I mention the hermit because we're listening to it in this week’s song, composed by someone who turns 90 next October 24: George Crumb. I'm glad to welcome him on Liederabend, with Apparition, a cycle written in 1979 from excerpts of When lilacs last in the dooryard bloom'd.

It's a cycle for voice and amplified piano; with this unusual accompaniment, we appreciate suggestive and new sounds that lead us into the forest, as the three vocalises that we hear after the first, fourth and fifth songs do. The second song text belongs to the first canto of Whitman's poem; all the rest belong to the carol of the bird. All in all, Crumb puts into music twenty verses from the elegy.

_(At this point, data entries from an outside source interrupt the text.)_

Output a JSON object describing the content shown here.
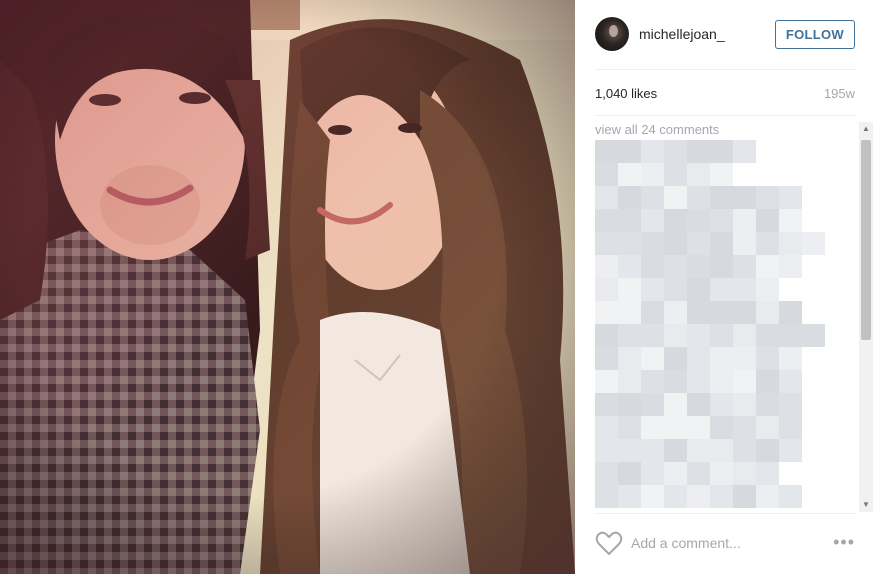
{
  "post": {
    "username": "michellejoan_",
    "follow_label": "FOLLOW",
    "likes": "1,040 likes",
    "age": "195w",
    "view_all_comments": "view all 24 comments",
    "comment_placeholder": "Add a comment...",
    "more_label": "•••"
  },
  "scrollbar": {
    "up_arrow": "▲",
    "down_arrow": "▼"
  },
  "icons": {
    "avatar": "profile-photo",
    "like": "heart-outline-icon",
    "more": "ellipsis-icon"
  },
  "colors": {
    "follow": "#3f729b",
    "muted_text": "#a5a7aa",
    "text": "#262626",
    "divider": "#efefef"
  }
}
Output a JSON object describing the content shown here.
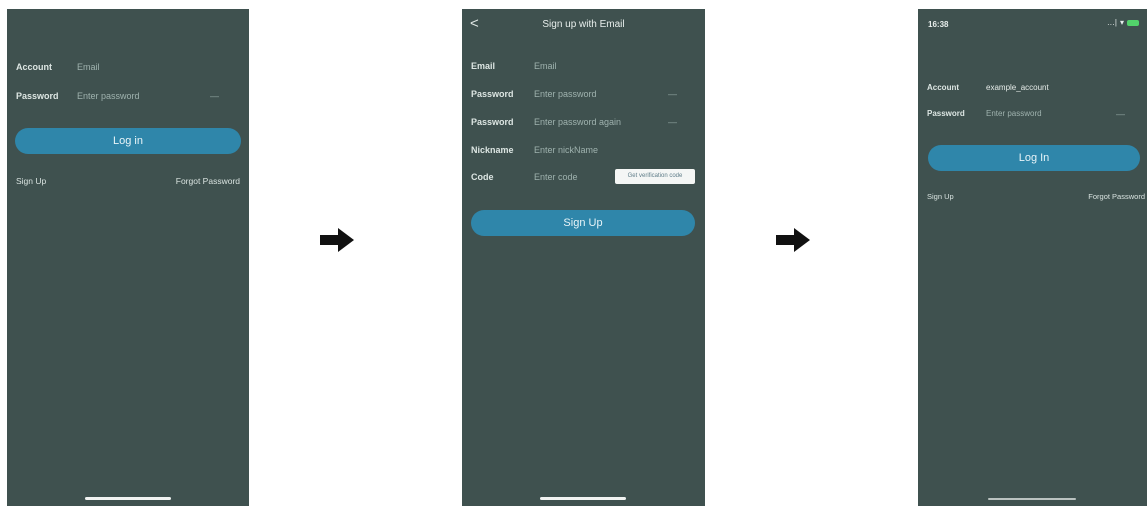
{
  "screen1": {
    "account_label": "Account",
    "account_placeholder": "Email",
    "password_label": "Password",
    "password_placeholder": "Enter password",
    "eye_icon_glyph": "—",
    "login_label": "Log in",
    "signup_link": "Sign Up",
    "forgot_link": "Forgot Password"
  },
  "screen2": {
    "back_glyph": "<",
    "title": "Sign up with Email",
    "email_label": "Email",
    "email_placeholder": "Email",
    "password_label": "Password",
    "password_placeholder": "Enter password",
    "password2_label": "Password",
    "password2_placeholder": "Enter password again",
    "nickname_label": "Nickname",
    "nickname_placeholder": "Enter nickName",
    "code_label": "Code",
    "code_placeholder": "Enter code",
    "get_code_button": "Get verification code",
    "signup_button": "Sign Up",
    "eye_icon_glyph": "—"
  },
  "screen3": {
    "status_time": "16:38",
    "signal_glyph": "…|",
    "wifi_glyph": "▾",
    "account_label": "Account",
    "account_value": "example_account",
    "password_label": "Password",
    "password_placeholder": "Enter password",
    "eye_icon_glyph": "—",
    "login_label": "Log In",
    "signup_link": "Sign Up",
    "forgot_link": "Forgot Password"
  },
  "colors": {
    "screen_bg": "#3f514f",
    "button": "#2f86aa",
    "battery": "#52d36b",
    "arrow": "#111111"
  }
}
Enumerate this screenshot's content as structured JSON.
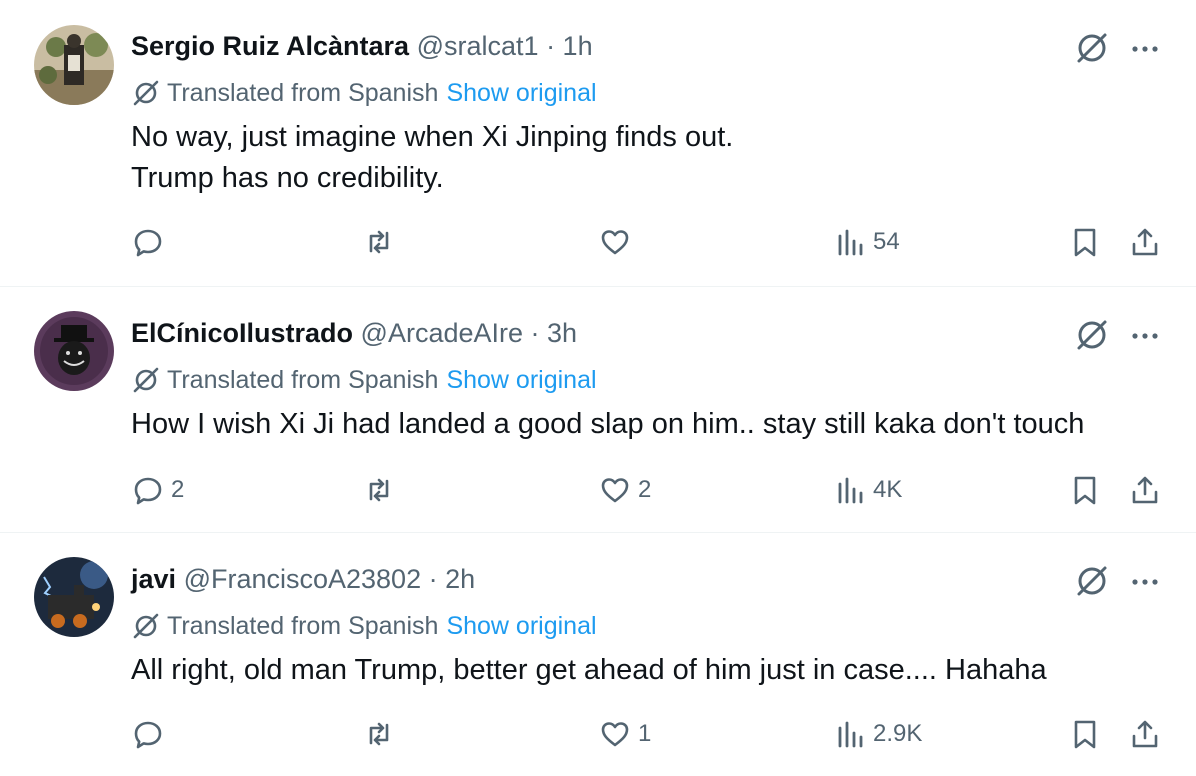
{
  "tweets": [
    {
      "name": "Sergio Ruiz Alcàntara",
      "handle": "@sralcat1",
      "time": "· 1h",
      "translated_label": "Translated from Spanish",
      "show_original": "Show original",
      "text": "No way, just imagine when Xi Jinping finds out.\nTrump has no credibility.",
      "replies": "",
      "retweets": "",
      "likes": "",
      "views": "54"
    },
    {
      "name": "ElCínicoIlustrado",
      "handle": "@ArcadeAIre",
      "time": "· 3h",
      "translated_label": "Translated from Spanish",
      "show_original": "Show original",
      "text": "How I wish Xi Ji had landed a good slap on him.. stay still kaka don't touch",
      "replies": "2",
      "retweets": "",
      "likes": "2",
      "views": "4K"
    },
    {
      "name": "javi",
      "handle": "@FranciscoA23802",
      "time": "· 2h",
      "translated_label": "Translated from Spanish",
      "show_original": "Show original",
      "text": "All right, old man Trump, better get ahead of him just in case.... Hahaha",
      "replies": "",
      "retweets": "",
      "likes": "1",
      "views": "2.9K"
    }
  ],
  "colors": {
    "text": "#0f1419",
    "secondary": "#536471",
    "link": "#1d9bf0",
    "border": "#eff3f4"
  },
  "icons": [
    "grok-icon",
    "more-icon",
    "translate-icon",
    "reply-icon",
    "retweet-icon",
    "like-icon",
    "views-icon",
    "bookmark-icon",
    "share-icon"
  ]
}
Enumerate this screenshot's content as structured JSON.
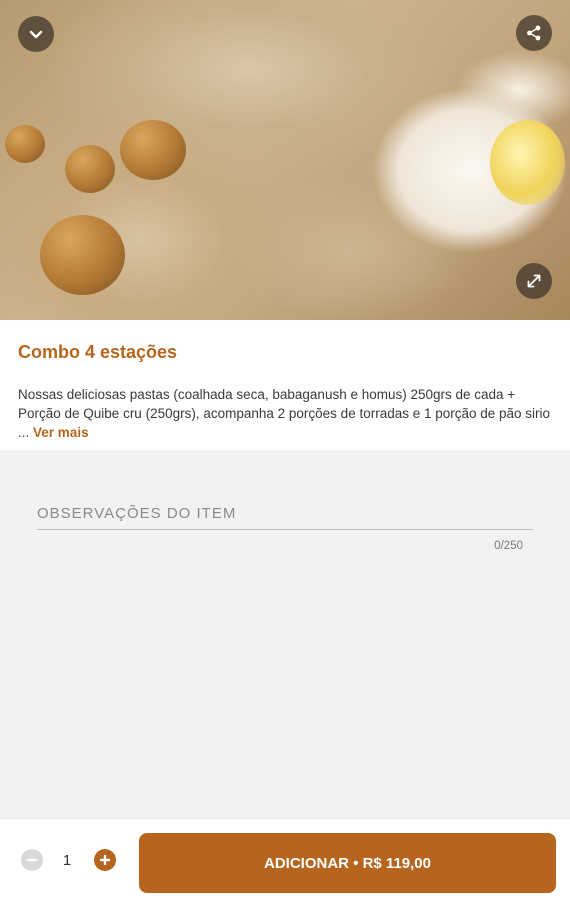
{
  "product": {
    "title": "Combo 4 estações",
    "description": "Nossas deliciosas pastas (coalhada seca, babaganush e homus) 250grs de cada + Porção de Quibe cru (250grs), acompanha 2 porções de torradas e 1 porção de pão sirio ...",
    "see_more": "Ver mais"
  },
  "observations": {
    "placeholder": "OBSERVAÇÕES DO ITEM",
    "value": "",
    "counter": "0/250"
  },
  "cart": {
    "quantity": "1",
    "add_label": "ADICIONAR • R$ 119,00"
  },
  "icons": {
    "close": "chevron-down-icon",
    "share": "share-icon",
    "expand": "expand-icon",
    "minus": "minus-icon",
    "plus": "plus-icon"
  },
  "colors": {
    "accent": "#b5651d",
    "background": "#f2f2f2",
    "disabled": "#d9d9d9"
  }
}
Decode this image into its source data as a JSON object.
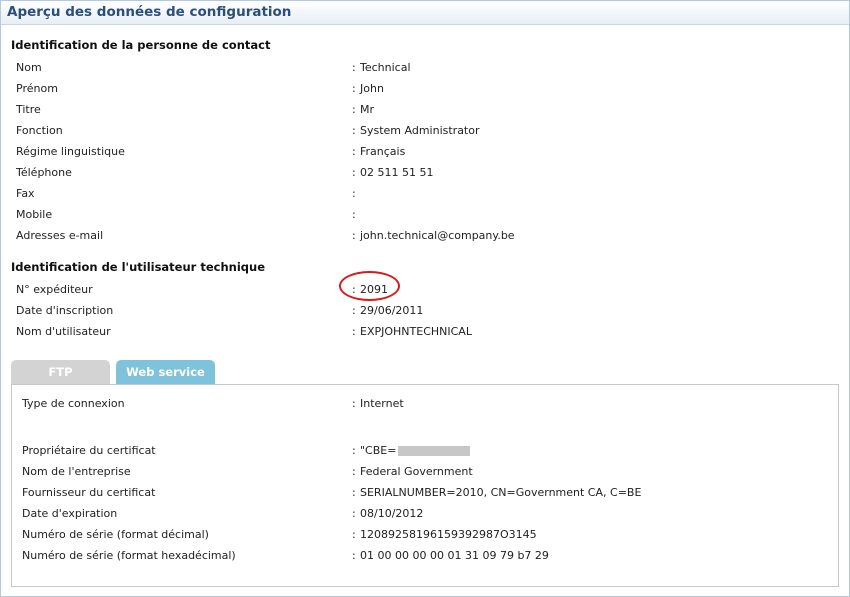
{
  "panel": {
    "title": "Aperçu des données de configuration"
  },
  "contact": {
    "title": "Identification de la personne de contact",
    "rows": [
      {
        "label": "Nom",
        "value": "Technical"
      },
      {
        "label": "Prénom",
        "value": "John"
      },
      {
        "label": "Titre",
        "value": "Mr"
      },
      {
        "label": "Fonction",
        "value": "System Administrator"
      },
      {
        "label": "Régime linguistique",
        "value": "Français"
      },
      {
        "label": "Téléphone",
        "value": "02 511 51 51"
      },
      {
        "label": "Fax",
        "value": ""
      },
      {
        "label": "Mobile",
        "value": ""
      },
      {
        "label": "Adresses e-mail",
        "value": "john.technical@company.be"
      }
    ]
  },
  "technical": {
    "title": "Identification de l'utilisateur technique",
    "rows": [
      {
        "label": "N° expéditeur",
        "value": "2091"
      },
      {
        "label": "Date d'inscription",
        "value": "29/06/2011"
      },
      {
        "label": "Nom d'utilisateur",
        "value": "EXPJOHNTECHNICAL"
      }
    ]
  },
  "tabs": {
    "ftp": "FTP",
    "webservice": "Web service"
  },
  "webservice": {
    "connection": {
      "label": "Type de connexion",
      "value": "Internet"
    },
    "rows": [
      {
        "label": "Propriétaire du certificat",
        "value": "\"CBE="
      },
      {
        "label": "Nom de l'entreprise",
        "value": "Federal Government"
      },
      {
        "label": "Fournisseur du certificat",
        "value": "SERIALNUMBER=2010, CN=Government CA, C=BE"
      },
      {
        "label": "Date d'expiration",
        "value": "08/10/2012"
      },
      {
        "label": "Numéro de série (format décimal)",
        "value": "12089258196159392987O3145"
      },
      {
        "label": "Numéro de série (format hexadécimal)",
        "value": "01 00 00 00 00 01 31 09 79 b7 29"
      }
    ]
  },
  "separator": ":"
}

Apparition is a fascinating cycle, and the fascination begins with the first song, The night in silence under many a star, which we're listening this week. The text is the sixth stanza (out of seven) that the hermit sings, and it seems that the bird (that's to say, the poet) begins to accept the loss. Under the stars, everything is peaceful, even the ocean waves are whispering. The soul turns towards death and the body cuddles up to it, just as if he were sleeping with his mother. Crumb repeats some parts of the four verses, often with melismas, and adds a vocalise at the end of the first three ones; In the fourth verse, the voice repeats its last words, "close to thee". The vocal line creates a sense of mistery, as if we were part of a primitive farewell ritual, and the sound of the piano, especially when the pianist plays the strings, helps to enhance this atmosphere; the effect is hypnotic.

Apparition was commissioned by soprano Jan DeGaetani, who premiered it along with Gilbert Kalish on January 1981; they recorded the work some years later and this is the version I'm sharing. I hope you like The night in silence under many a star as much as I do and that you listen to the whole cycle. If you do so, at the end, you’ll listen to this song again; The cycle has a circular structure (similar to Unvergänglichkeit, by Korngold), so the first song and the sixth share words and music, with just some small differences.

The night in silence under many a star

The night, in silence, under many a star;
The ocean shore, and the husky whispering wave,  whose voice I know;
And the soul turning to thee, O vast and well-veil'd Death,
And the body gratefully nestling close to thee.